I've thought in the past of a RefParam<T> type, which would be for use
only as a function parameter. nsRefPtr<T>/nsCOMPtr<T> would
implicitly convert to it, but raw pointers would not implicitly
convert to it. And it would implicitly convert to a raw pointer,
which is safe as long as the nsRefPtr<T>/nsCOMPtr<T> that it was
initialized with was a local variable (and not a member or global).
Thus to the callee, it would behave exactly like a raw pointer. The
only difference is the caller is not allowed to pass a raw pointer.
With this change, we wouldn't need to convert from nsRefPtr<T> to T*
often, as far as I can think of. It would also preserve binary
compatibility with XPCOM AFAICT, because RefParam<T> would have
trivial constructor and destructor and no virtual functions. It also
would add no addref/release. It would just help the compiler catch
cases where raw pointers are being passed to functions that expect the
caller to hold a strong reference, which would perhaps allow us to
sanely remove the implicit conversion from nsRefPtr<T> to T*.

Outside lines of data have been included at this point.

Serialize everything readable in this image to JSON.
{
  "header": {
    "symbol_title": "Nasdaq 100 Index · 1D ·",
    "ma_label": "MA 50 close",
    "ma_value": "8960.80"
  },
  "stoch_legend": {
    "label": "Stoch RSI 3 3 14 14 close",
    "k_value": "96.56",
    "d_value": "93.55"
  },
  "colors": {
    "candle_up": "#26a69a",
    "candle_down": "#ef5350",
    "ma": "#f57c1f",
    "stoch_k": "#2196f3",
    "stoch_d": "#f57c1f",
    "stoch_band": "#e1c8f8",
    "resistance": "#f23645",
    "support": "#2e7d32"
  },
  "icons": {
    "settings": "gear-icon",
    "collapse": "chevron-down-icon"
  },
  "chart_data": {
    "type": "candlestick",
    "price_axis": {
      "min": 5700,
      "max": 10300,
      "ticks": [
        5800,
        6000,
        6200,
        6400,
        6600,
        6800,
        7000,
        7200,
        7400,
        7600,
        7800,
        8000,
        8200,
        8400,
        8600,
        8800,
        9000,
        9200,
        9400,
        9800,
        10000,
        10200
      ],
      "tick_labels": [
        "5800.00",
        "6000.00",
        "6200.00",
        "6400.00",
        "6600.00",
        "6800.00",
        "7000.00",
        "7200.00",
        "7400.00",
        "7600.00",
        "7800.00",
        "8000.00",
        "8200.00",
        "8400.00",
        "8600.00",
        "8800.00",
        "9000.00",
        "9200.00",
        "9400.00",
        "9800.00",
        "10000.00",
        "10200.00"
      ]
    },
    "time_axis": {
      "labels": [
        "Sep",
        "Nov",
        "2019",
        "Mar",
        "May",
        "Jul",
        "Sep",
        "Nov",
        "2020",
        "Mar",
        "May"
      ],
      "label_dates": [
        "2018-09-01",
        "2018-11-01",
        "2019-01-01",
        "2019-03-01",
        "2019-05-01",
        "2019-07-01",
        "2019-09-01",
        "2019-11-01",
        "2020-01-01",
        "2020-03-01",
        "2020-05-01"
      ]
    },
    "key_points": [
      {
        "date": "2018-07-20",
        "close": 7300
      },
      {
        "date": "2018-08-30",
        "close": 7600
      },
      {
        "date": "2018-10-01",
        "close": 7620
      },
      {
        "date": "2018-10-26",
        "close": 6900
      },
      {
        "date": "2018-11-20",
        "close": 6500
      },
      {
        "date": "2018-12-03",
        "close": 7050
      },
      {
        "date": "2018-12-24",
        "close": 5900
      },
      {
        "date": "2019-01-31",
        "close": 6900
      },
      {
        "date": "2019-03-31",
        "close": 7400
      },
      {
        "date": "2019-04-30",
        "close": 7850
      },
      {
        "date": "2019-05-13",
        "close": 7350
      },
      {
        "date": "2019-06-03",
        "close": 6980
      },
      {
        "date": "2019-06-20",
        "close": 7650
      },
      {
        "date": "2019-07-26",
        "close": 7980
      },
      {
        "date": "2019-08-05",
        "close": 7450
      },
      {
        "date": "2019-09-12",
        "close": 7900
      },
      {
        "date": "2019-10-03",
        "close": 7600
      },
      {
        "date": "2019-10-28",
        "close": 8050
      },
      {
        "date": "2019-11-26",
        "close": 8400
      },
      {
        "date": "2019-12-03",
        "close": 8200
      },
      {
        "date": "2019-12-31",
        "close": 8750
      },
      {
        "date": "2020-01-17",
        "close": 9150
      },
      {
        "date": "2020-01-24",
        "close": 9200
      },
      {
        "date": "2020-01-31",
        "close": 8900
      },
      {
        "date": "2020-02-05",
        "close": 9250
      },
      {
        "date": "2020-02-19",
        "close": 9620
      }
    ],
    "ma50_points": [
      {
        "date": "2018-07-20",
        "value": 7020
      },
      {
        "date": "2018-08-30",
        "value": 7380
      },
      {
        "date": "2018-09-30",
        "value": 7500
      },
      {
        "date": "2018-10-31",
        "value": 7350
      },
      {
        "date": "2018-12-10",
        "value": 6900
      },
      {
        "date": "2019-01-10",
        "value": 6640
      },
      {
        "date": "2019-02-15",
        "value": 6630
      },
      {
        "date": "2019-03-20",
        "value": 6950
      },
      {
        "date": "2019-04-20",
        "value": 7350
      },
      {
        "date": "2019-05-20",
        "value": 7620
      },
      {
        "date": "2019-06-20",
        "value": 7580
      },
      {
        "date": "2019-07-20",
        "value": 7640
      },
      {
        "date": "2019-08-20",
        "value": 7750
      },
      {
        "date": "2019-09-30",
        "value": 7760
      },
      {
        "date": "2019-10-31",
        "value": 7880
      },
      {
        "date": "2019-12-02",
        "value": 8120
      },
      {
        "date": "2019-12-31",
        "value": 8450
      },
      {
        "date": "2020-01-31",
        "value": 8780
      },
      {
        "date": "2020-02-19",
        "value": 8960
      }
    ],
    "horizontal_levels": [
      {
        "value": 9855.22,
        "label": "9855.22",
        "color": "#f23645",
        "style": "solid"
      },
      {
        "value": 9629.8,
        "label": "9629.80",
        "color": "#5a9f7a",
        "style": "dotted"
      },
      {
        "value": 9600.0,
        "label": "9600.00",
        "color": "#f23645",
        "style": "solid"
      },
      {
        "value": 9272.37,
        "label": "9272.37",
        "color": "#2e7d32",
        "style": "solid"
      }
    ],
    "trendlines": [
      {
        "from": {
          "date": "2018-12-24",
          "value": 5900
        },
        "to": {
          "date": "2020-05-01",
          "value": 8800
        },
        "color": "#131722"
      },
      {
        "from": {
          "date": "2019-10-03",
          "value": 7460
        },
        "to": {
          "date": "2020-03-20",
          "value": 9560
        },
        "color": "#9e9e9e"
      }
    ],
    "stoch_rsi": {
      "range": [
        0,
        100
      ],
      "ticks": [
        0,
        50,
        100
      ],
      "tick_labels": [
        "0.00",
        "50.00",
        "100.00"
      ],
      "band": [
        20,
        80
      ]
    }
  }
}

How would this setup help with the case when one passes
nsCOMPtr/nsRefPtr member variable as a param? I believe that has been the most
common issue
with "caller-should-keep-the-parameter-alive" - one just doesn't remember to
make sure the
value of the member variable can't be replaced with some other value while
calling the method.
- add operator T* explicit and operator T* && = delete // this will be
available in GCC 4.8.1 and MSVC 2014 Nov CTP
What would this do? I see that deleting operator T* && would prevent
a temporary nsRefPtr<T> from converting unsafely to a raw pointer,
which would address that objection to removing already_AddRefed. But
what does the first part do?
On Tue, Dec 23, 2014 at 1:21 AM, Ehsan Akhgari <ehsan.akhg...@gmail.com> wrote:
Are there good use cases for having functions accept an nsRefPtr<T>&? If
not, we can outlaw them.
Do we have a better convention for an in/out parameter that's a
pointer to a refcounted class? editor uses this convention in a
number of functions for "pass me a node/pointer pair as input, and
I'll update it to the new value while I'm at it." If there's a good
substitute for this, let me know and I'll use it in the future when
cleaning up editor code.
nsCOM/RefPtr<>& is a good option for inouts.